Canvas Height: 25 inches (63.5 cm)
Canvas Width: 30 inches (76.2 cm)
Frame Height: 34 5/8 inches (88 cm)
Frame Width: 39 7/8 inches (101.3 cm)
Frame Depth: 3 3/4 inches (9.5 cm)
Ref.: A2677 - Lot 11152










Tiziano Vecelli or Vecellio (c.?1488/90 – 27 August 1576), known in English as Titian was an Italian (Venetian) painter of the Renaissance, considered the most important member of the 16th century Venetian School. He was born in Pieve di Cadore, near Belluno. During his lifetime he was often called da Cadore, 'from Cadore', taken from his native region.

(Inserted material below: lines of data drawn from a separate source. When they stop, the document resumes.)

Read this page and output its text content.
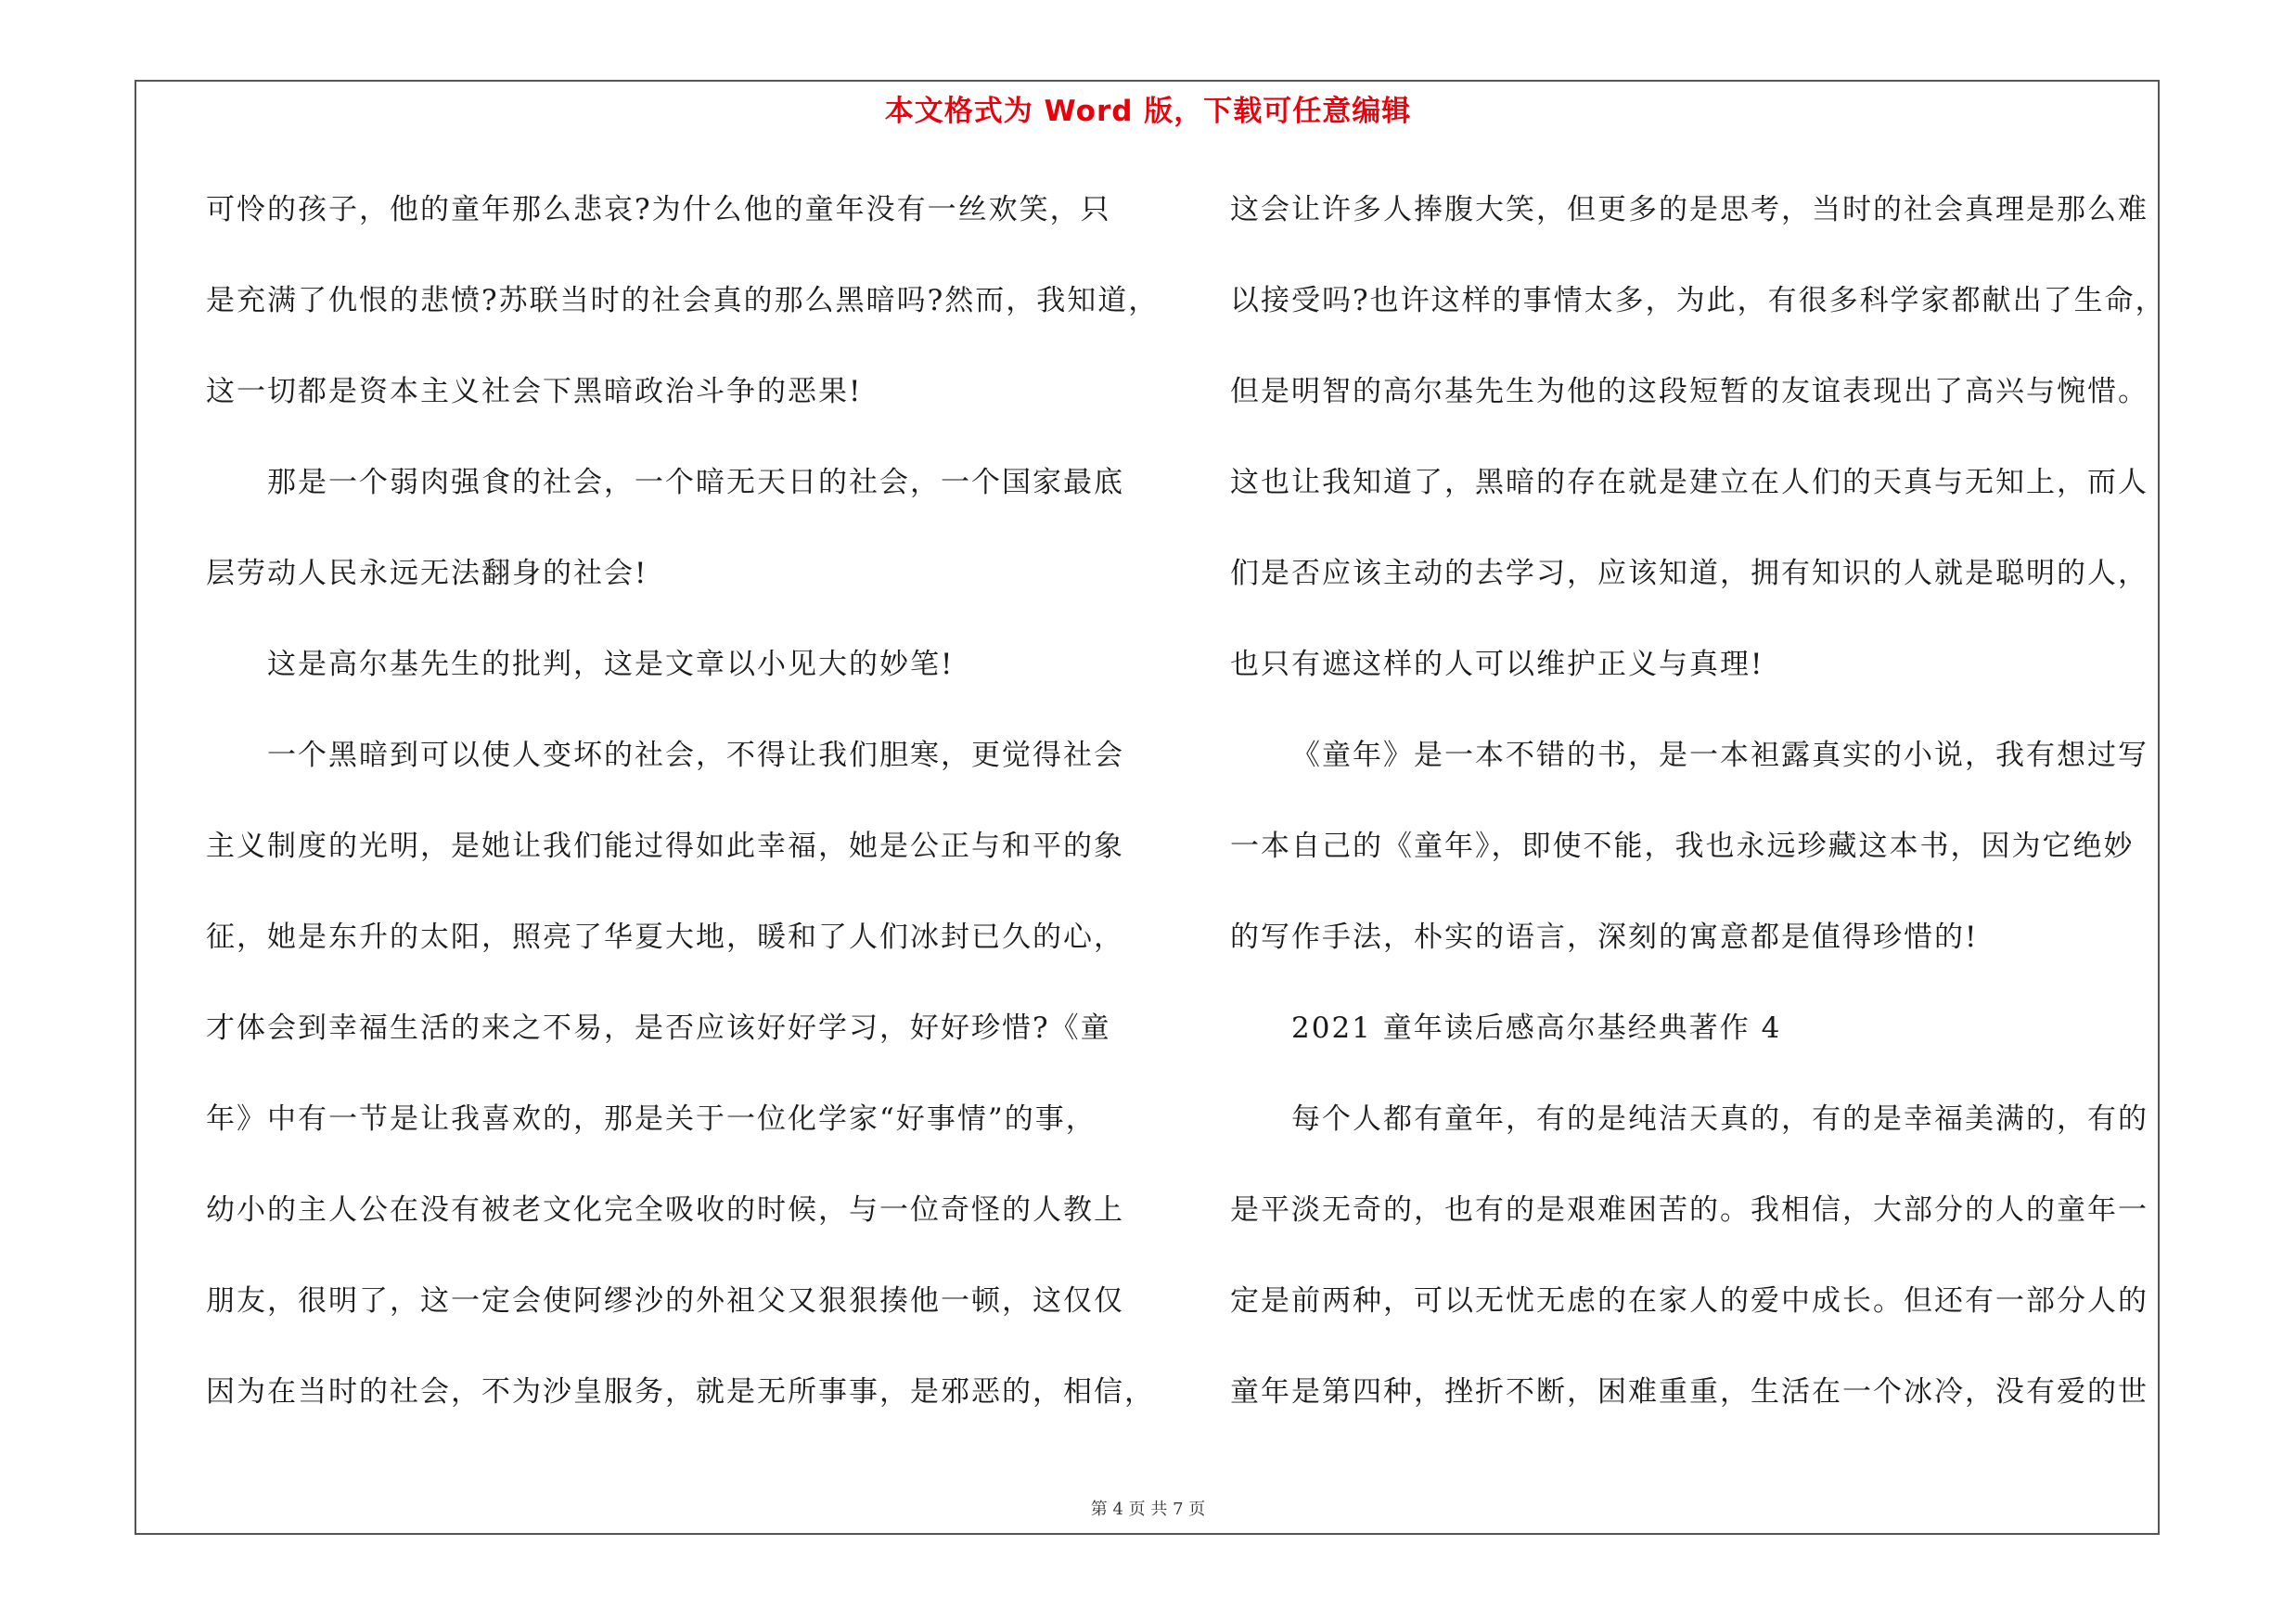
本文格式为 Word 版，下载可任意编辑
可怜的孩子，他的童年那么悲哀?为什么他的童年没有一丝欢笑，只
是充满了仇恨的悲愤?苏联当时的社会真的那么黑暗吗?然而，我知道，
这一切都是资本主义社会下黑暗政治斗争的恶果!
那是一个弱肉强食的社会，一个暗无天日的社会，一个国家最底
层劳动人民永远无法翻身的社会!
这是高尔基先生的批判，这是文章以小见大的妙笔!
一个黑暗到可以使人变坏的社会，不得让我们胆寒，更觉得社会
主义制度的光明，是她让我们能过得如此幸福，她是公正与和平的象
征，她是东升的太阳，照亮了华夏大地，暖和了人们冰封已久的心，
才体会到幸福生活的来之不易，是否应该好好学习，好好珍惜?《童
年》中有一节是让我喜欢的，那是关于一位化学家“好事情”的事，
幼小的主人公在没有被老文化完全吸收的时候，与一位奇怪的人教上
朋友，很明了，这一定会使阿缪沙的外祖父又狠狠揍他一顿，这仅仅
因为在当时的社会，不为沙皇服务，就是无所事事，是邪恶的，相信，
这会让许多人捧腹大笑，但更多的是思考，当时的社会真理是那么难
以接受吗?也许这样的事情太多，为此，有很多科学家都献出了生命，
但是明智的高尔基先生为他的这段短暂的友谊表现出了高兴与惋惜。
这也让我知道了，黑暗的存在就是建立在人们的天真与无知上，而人
们是否应该主动的去学习，应该知道，拥有知识的人就是聪明的人，
也只有遮这样的人可以维护正义与真理!
《童年》是一本不错的书，是一本袒露真实的小说，我有想过写
一本自己的《童年》，即使不能，我也永远珍藏这本书，因为它绝妙
的写作手法，朴实的语言，深刻的寓意都是值得珍惜的!
2021 童年读后感高尔基经典著作 4
每个人都有童年，有的是纯洁天真的，有的是幸福美满的，有的
是平淡无奇的，也有的是艰难困苦的。我相信，大部分的人的童年一
定是前两种，可以无忧无虑的在家人的爱中成长。但还有一部分人的
童年是第四种，挫折不断，困难重重，生活在一个冰冷，没有爱的世
第 4 页 共 7 页
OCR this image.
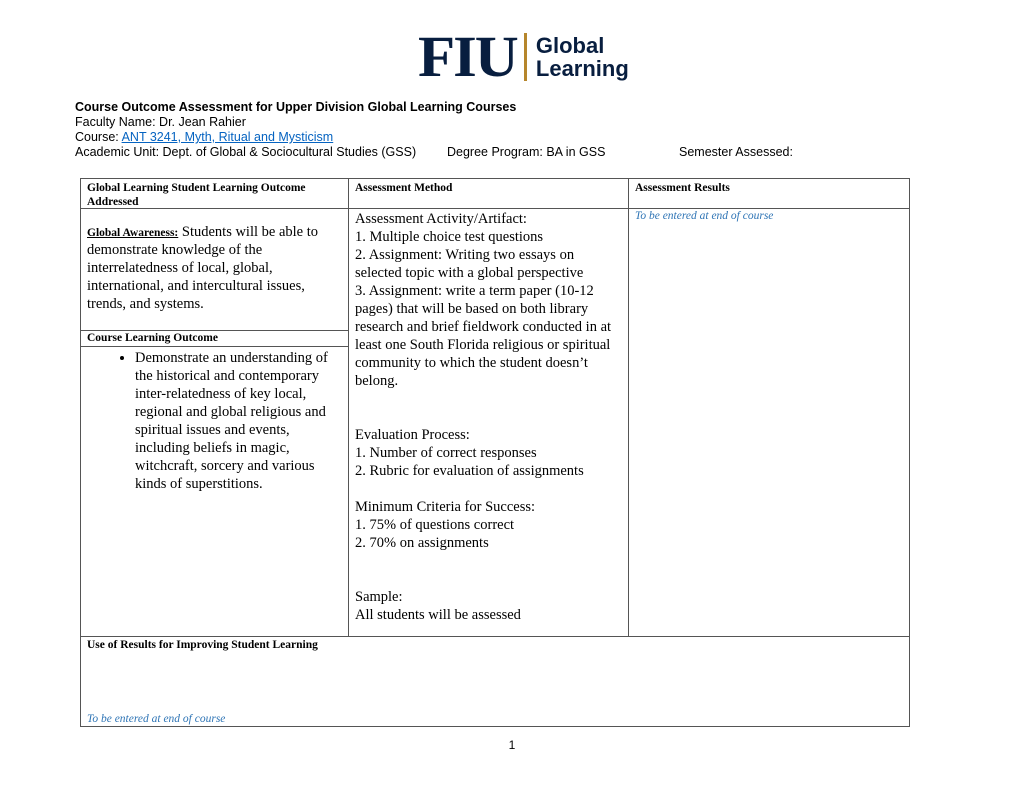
FIU Global
Learning
Course Outcome Assessment for Upper Division Global Learning Courses
Faculty Name: Dr. Jean Rahier
Course: ANT 3241, Myth, Ritual and Mysticism
Academic Unit: Dept. of Global & Sociocultural Studies (GSS) Degree Program: BA in GSS	Semester Assessed:
Global Learning Student Learning Outcome Addressed
Assessment Method	Assessment Results
Global Awareness: Students will be able to demonstrate knowledge of the interrelatedness of local, global, international, and intercultural issues, trends, and systems.
Course Learning Outcome
• Demonstrate an understanding of the historical and contemporary inter-relatedness of key local, regional and global religious and spiritual issues and events, including beliefs in magic, witchcraft, sorcery and various kinds of superstitions.
Assessment Activity/Artifact:
1. Multiple choice test questions
2. Assignment: Writing two essays on selected topic with a global perspective
3. Assignment: write a term paper (10-12 pages) that will be based on both library research and brief fieldwork conducted in at least one South Florida religious or spiritual community to which the student doesn’t belong.
Evaluation Process:
1. Number of correct responses
2. Rubric for evaluation of assignments
Minimum Criteria for Success:
1. 75% of questions correct
2. 70% on assignments
Sample:
All students will be assessed
To be entered at end of course
Use of Results for Improving Student Learning
To be entered at end of course
1
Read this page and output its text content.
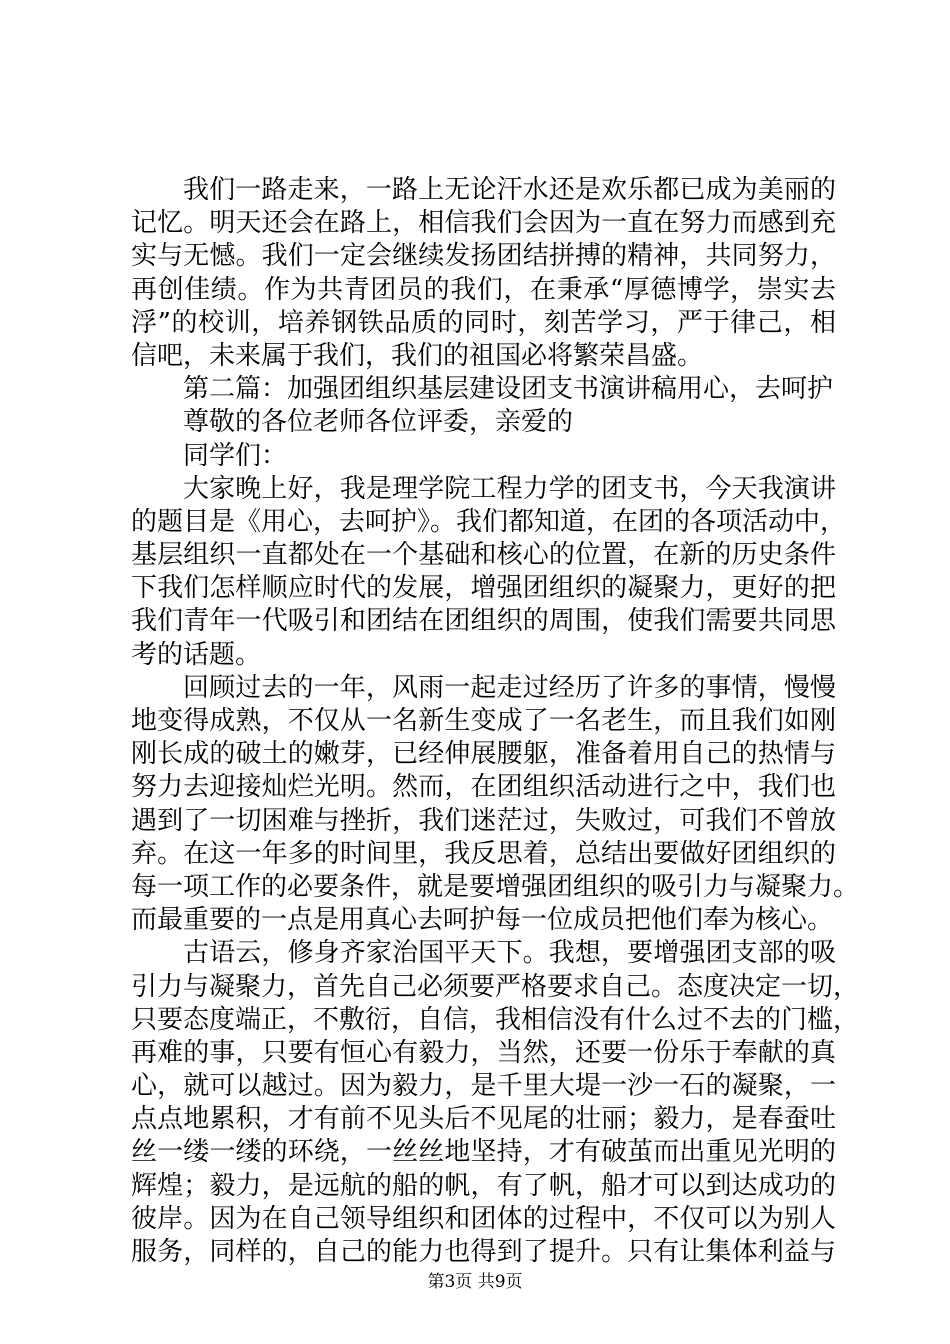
我们一路走来，一路上无论汗水还是欢乐都已成为美丽的
记忆。明天还会在路上，相信我们会因为一直在努力而感到充
实与无憾。我们一定会继续发扬团结拼搏的精神，共同努力，
再创佳绩。作为共青团员的我们，在秉承“厚德博学，崇实去
浮”的校训，培养钢铁品质的同时，刻苦学习，严于律己，相
信吧，未来属于我们，我们的祖国必将繁荣昌盛。
第二篇：加强团组织基层建设团支书演讲稿用心，去呵护
尊敬的各位老师各位评委，亲爱的
同学们：
大家晚上好，我是理学院工程力学的团支书，今天我演讲
的题目是《用心，去呵护》。我们都知道，在团的各项活动中，
基层组织一直都处在一个基础和核心的位置，在新的历史条件
下我们怎样顺应时代的发展，增强团组织的凝聚力，更好的把
我们青年一代吸引和团结在团组织的周围，使我们需要共同思
考的话题。
回顾过去的一年，风雨一起走过经历了许多的事情，慢慢
地变得成熟，不仅从一名新生变成了一名老生，而且我们如刚
刚长成的破土的嫩芽，已经伸展腰躯，准备着用自己的热情与
努力去迎接灿烂光明。然而，在团组织活动进行之中，我们也
遇到了一切困难与挫折，我们迷茫过，失败过，可我们不曾放
弃。在这一年多的时间里，我反思着，总结出要做好团组织的
每一项工作的必要条件，就是要增强团组织的吸引力与凝聚力。
而最重要的一点是用真心去呵护每一位成员把他们奉为核心。
古语云，修身齐家治国平天下。我想，要增强团支部的吸
引力与凝聚力，首先自己必须要严格要求自己。态度决定一切，
只要态度端正，不敷衍，自信，我相信没有什么过不去的门槛，
再难的事，只要有恒心有毅力，当然，还要一份乐于奉献的真
心，就可以越过。因为毅力，是千里大堤一沙一石的凝聚，一
点点地累积，才有前不见头后不见尾的壮丽；毅力，是春蚕吐
丝一缕一缕的环绕，一丝丝地坚持，才有破茧而出重见光明的
辉煌；毅力，是远航的船的帆，有了帆，船才可以到达成功的
彼岸。因为在自己领导组织和团体的过程中，不仅可以为别人
服务，同样的，自己的能力也得到了提升。只有让集体利益与
第3页 共9页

Recognized by his contemporaries as "The Sun Amidst Small Stars" (recalling the final line of Dante's Paradiso), Titian was one of the most versatile of Italian painters, equally adept with portraits, landscape backgrounds, and mythological and religious subjects. His painting methods, particularly in the application and use of colour, exercised a profound influence not only on painters of the late Italian Renaissance, but on future generations of Western artists.
His career was successful from the start, and he became sought after by patrons, initially from Venice and its possessions, then joined by the north Italian princes, and finally the Habsburgs and papacy. Along with Giorgione, he is considered a founder of the Venetian School of Italian Renaissance painting.
During the course of his long life, Titian's artistic manner changed drastically, but he retained a lifelong interest in color. Although his mature works may not contain the vivid, luminous tints of his early pieces, their loose brushwork and subtlety of tone were without precedent in the history of Western painting.